Sen bile traduction Français
5,044 traduction parallèle
Yapabilsen bile Bay Gianopolous'a göre sen bir hiçsin.
Même si vous le pouviez, du point de vue de M. Gianopolous, vous n'êtes personne.
Makine bana güveniyor, sen güvenmesen bile.
- La machine me fait confiance. Même si vous ne me faites pas confiance.
- Bu çok bayağı! Sen bile yapmazsın bunu!
- C'est bas, même pour toi.
Bilişsel? Sen bile bu kelimenin ne demek olduğunu bilmiyorsun.
Tu ne sais même pas ce que ce mot veut dire.
Hey! Sen bile binebiliyor musun?
Peut-tu même monter?
Sen bile beni bulamadın.
Même toi, tu ne m'avais pas trouvé.
Bu noktada sen bile teknik olarak eggnog diyebilirsin ona.
Je ne pense pas que tu puisses techniquement dire que c'est un lait de poule à ce point là.
Doğru, Sen bile kazanacağıma İnanmadın.
C'est vrai, tu n'as pas cru que j'allais gagner.
Sen bile böylesi bir büyüyü yapabilecek kadar güçlü değilsin.
Même toi tu n'es pas assez puissant pour lancer un tel sort.
Aslında, sen bile dikkatini dağıtabilirsin.
Même toi, tu pourrais les distraire.
Öyle desem bile, sen Katolisin.
Et même si je l'avais fait, tu es Catholique.
Şu anda bile sen yanımdayken yuvamdayım. Yani ihtiyacım olan tek kişi sensin.
Encore maintenant, être avec toi, c'est tout ce qu'il me faut.
Sen mi? Seninle konuşmazdı bile.
Il ne t'aurait même pas parlé.
- Avukat bile değilsin sen.
- Tu n'es même pas avocate.
Yardımcıların çoğundan daha iyi iş çıkarıyorum burası doğru daha hukuk fakültesine gitmedim bile bi'de gidersem olacakları sen düşün.
Je suis meilleure que la plupart des associés dans cette affaire et je ne suis même pas encore allée en école de droit. imaginez ce que ça sera quand je l'aurai.
Sen nerede olduğunu bile bilmiyorsun!
Tu ne sais même pas où nous sommes!
Sen daha dans komitesinde bile değilsin ama şuraya bir bak.
Tout ça, et tu n'étais même pas au comité des fêtes.
Sen bir fili bile 5 metreden vuramazsın.
- Tu raterais un éléphant à 2 m.
Bunu ortaya çıkarmak benim ekibimin bile sadece bir gününü aldı. Başkaları ne yapar sen düşün...
Ça n'a pris qu'un jour à mon équipe pour déterrer ça, et les gens qui sont contre vous...
Sen kalk o kadar tarama yap asansör yaptır, yerin dibine indir bizi ama daha sokağın önünde ne var ne yok bakma bile.

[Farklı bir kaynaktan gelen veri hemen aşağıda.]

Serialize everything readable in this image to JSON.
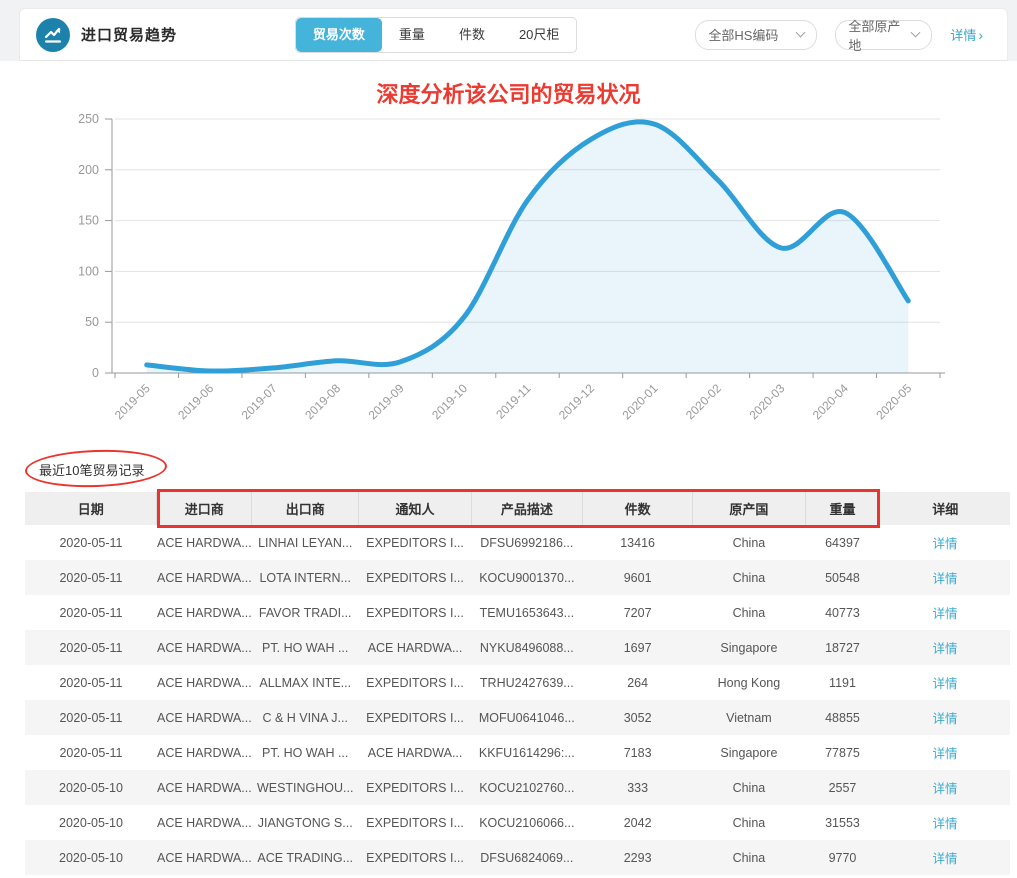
{
  "header": {
    "title": "进口贸易趋势",
    "icon": "trend-line-icon",
    "tabs": [
      {
        "label": "贸易次数",
        "active": true
      },
      {
        "label": "重量",
        "active": false
      },
      {
        "label": "件数",
        "active": false
      },
      {
        "label": "20尺柜",
        "active": false
      }
    ],
    "filters": [
      {
        "label": "全部HS编码"
      },
      {
        "label": "全部原产地"
      }
    ],
    "detail_link": "详情",
    "detail_arrow": "›"
  },
  "annotations": {
    "chart_title": "深度分析该公司的贸易状况",
    "red_color": "#e8352e"
  },
  "chart_data": {
    "type": "area",
    "x": [
      "2019-05",
      "2019-06",
      "2019-07",
      "2019-08",
      "2019-09",
      "2019-10",
      "2019-11",
      "2019-12",
      "2020-01",
      "2020-02",
      "2020-03",
      "2020-04",
      "2020-05"
    ],
    "series": [
      {
        "name": "贸易次数",
        "values": [
          8,
          2,
          5,
          12,
          11,
          55,
          170,
          230,
          245,
          190,
          123,
          158,
          71
        ]
      }
    ],
    "ylim": [
      0,
      250
    ],
    "yticks": [
      0,
      50,
      100,
      150,
      200,
      250
    ],
    "xlabel": "",
    "ylabel": "",
    "grid": true,
    "legend_position": "none",
    "line_color": "#2f9fd8",
    "area_color": "rgba(47,159,216,0.10)"
  },
  "table": {
    "section_title": "最近10笔贸易记录",
    "columns": [
      "日期",
      "进口商",
      "出口商",
      "通知人",
      "产品描述",
      "件数",
      "原产国",
      "重量",
      "详细"
    ],
    "detail_label": "详情",
    "rows": [
      [
        "2020-05-11",
        "ACE HARDWA...",
        "LINHAI LEYAN...",
        "EXPEDITORS I...",
        "DFSU6992186...",
        "13416",
        "China",
        "64397"
      ],
      [
        "2020-05-11",
        "ACE HARDWA...",
        "LOTA INTERN...",
        "EXPEDITORS I...",
        "KOCU9001370...",
        "9601",
        "China",
        "50548"
      ],
      [
        "2020-05-11",
        "ACE HARDWA...",
        "FAVOR TRADI...",
        "EXPEDITORS I...",
        "TEMU1653643...",
        "7207",
        "China",
        "40773"
      ],
      [
        "2020-05-11",
        "ACE HARDWA...",
        "PT. HO WAH ...",
        "ACE HARDWA...",
        "NYKU8496088...",
        "1697",
        "Singapore",
        "18727"
      ],
      [
        "2020-05-11",
        "ACE HARDWA...",
        "ALLMAX INTE...",
        "EXPEDITORS I...",
        "TRHU2427639...",
        "264",
        "Hong Kong",
        "1191"
      ],
      [
        "2020-05-11",
        "ACE HARDWA...",
        "C & H VINA J...",
        "EXPEDITORS I...",
        "MOFU0641046...",
        "3052",
        "Vietnam",
        "48855"
      ],
      [
        "2020-05-11",
        "ACE HARDWA...",
        "PT. HO WAH ...",
        "ACE HARDWA...",
        "KKFU1614296:...",
        "7183",
        "Singapore",
        "77875"
      ],
      [
        "2020-05-10",
        "ACE HARDWA...",
        "WESTINGHOU...",
        "EXPEDITORS I...",
        "KOCU2102760...",
        "333",
        "China",
        "2557"
      ],
      [
        "2020-05-10",
        "ACE HARDWA...",
        "JIANGTONG S...",
        "EXPEDITORS I...",
        "KOCU2106066...",
        "2042",
        "China",
        "31553"
      ],
      [
        "2020-05-10",
        "ACE HARDWA...",
        "ACE TRADING...",
        "EXPEDITORS I...",
        "DFSU6824069...",
        "2293",
        "China",
        "9770"
      ]
    ]
  }
}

Avec tous les scans et les baguettes et cet ascenseur que vous avez fait qui descend au milieu de la terre, et vous n'avez même pas pris la peine de nettoyer la rue autour de votre bâtiment?
Sen ve tayfan bir fiske bile yemeden paçayı kurtaracaksınız, öyle mi?
Et vous et votre équipe, vous vous en tirez uniquement avec un tape sur la main?
- Peki, sen böyle düşündü- - - Tek ipucumuz bile yok.
On n'a aucune piste.
Ama sen bunu ihtimal olarak bile görmüyorsun gibi geliyor.
On dirait que t'y penses même pas.
Kız arkadaşımın çekiciliğinin yarısına sahip bir kızı bile asla bulamazsın sen!
Il n'aura jamais une copine à moitié aussi sexy que la mienne.
Daha sen farkına bile varmadan bir çırpıda hallederim.
Je serai aussi rapide qu'un fouet. Revenu avant que tu ne t'en aperçoives.
Sen hayaletlere ve meleklere inanıyorsun belki Santa Claus'a bile ama senin yüzünden dünyaya artık farklı bakıyorum.
Vous croyez aux fantômes et aux anges, peut-être même au Père Noël, et être à vos côtés m'a fait changé la façon dont je perçois l'univers.
Ama cidden, kahve makinesini almasaydın bile sen zaten bizim için birçok şey yaptın.
Mais sérieusement, même sans la machine à café, tu nous as donné plus qu'assez.
- O zamanlar sen daha doğmamıştın bile.
Tu n'étais même pas née.
Ve sen hayatının en önemli gününü planlamayla ilgilenmiyorsun bile.
Et pourtant, tu ne t'intéresses pas à l'organisation de la journée la plus importante de ta vie?
Sözlerinle bebek bir zebranın çizgilerini bile yerinden oynatırsın sen!
mon Dieu, tu pourrais charmer les rayures d'un bébé zèbres.
Ben bile kendi kulübümde oturamazken sen bu sadist orospu çocuğuyla en önde oturuyorsun.
Je ne peux même pas m'assoir dans mon club. Alors que toi, au premier rang Aux côtés de ce fils de pute sadique.
Doğru kelimesinin anlamını bile bilmiyorsun sen.
Tu ne sais pas ce qui est bon de faire.
Ama hep olur sen aksini söylerken bile.
Mais vous le faites toujours même quand vous dites que vous ne le faites pas.
Ben kendim bile göremezken sen içimdeki iyiliği gördün.
Vous avez vu du bon en moi quand je ne pouvais même pas le voir moi-même.
Komplike düşünmek bile istemiyorum ve senin gerçekten harika olduğun şey, sen, bilirsin, çok kolysın
C'est ce qui est génial avec toi. Tu es facile. Dit comme ça, c'est bizarre.
Ben o zaman daha davet bile edilmemiştim. Sen sadece...
Je n'avais pas encore été invitée à entrer.
Eminim birisi sen daha ilk kutunu bile almadan bunu kurmuştur.
On a dû l'y mettre avant même que vous ayez la boîte.
İnsanlar seninle iş yapmak için ölüyorlar, ve sen kabul bile etmiyorsun.
Les gens meurent d'envie de te donner de l'argent pour ton affaire, et tu ne le prend même pas.
İşaret ettiğim nokta şu, günün yarısını geçtik ve sen tek bir şey bile yapmadın.
Je pointe juste le fait que nous sommes au milieu de la journée et que tu n'as toujours pas fait la moindre petite chose.
Adamı olmayı geçtim, sen daha bir memeli bile değilmişsin.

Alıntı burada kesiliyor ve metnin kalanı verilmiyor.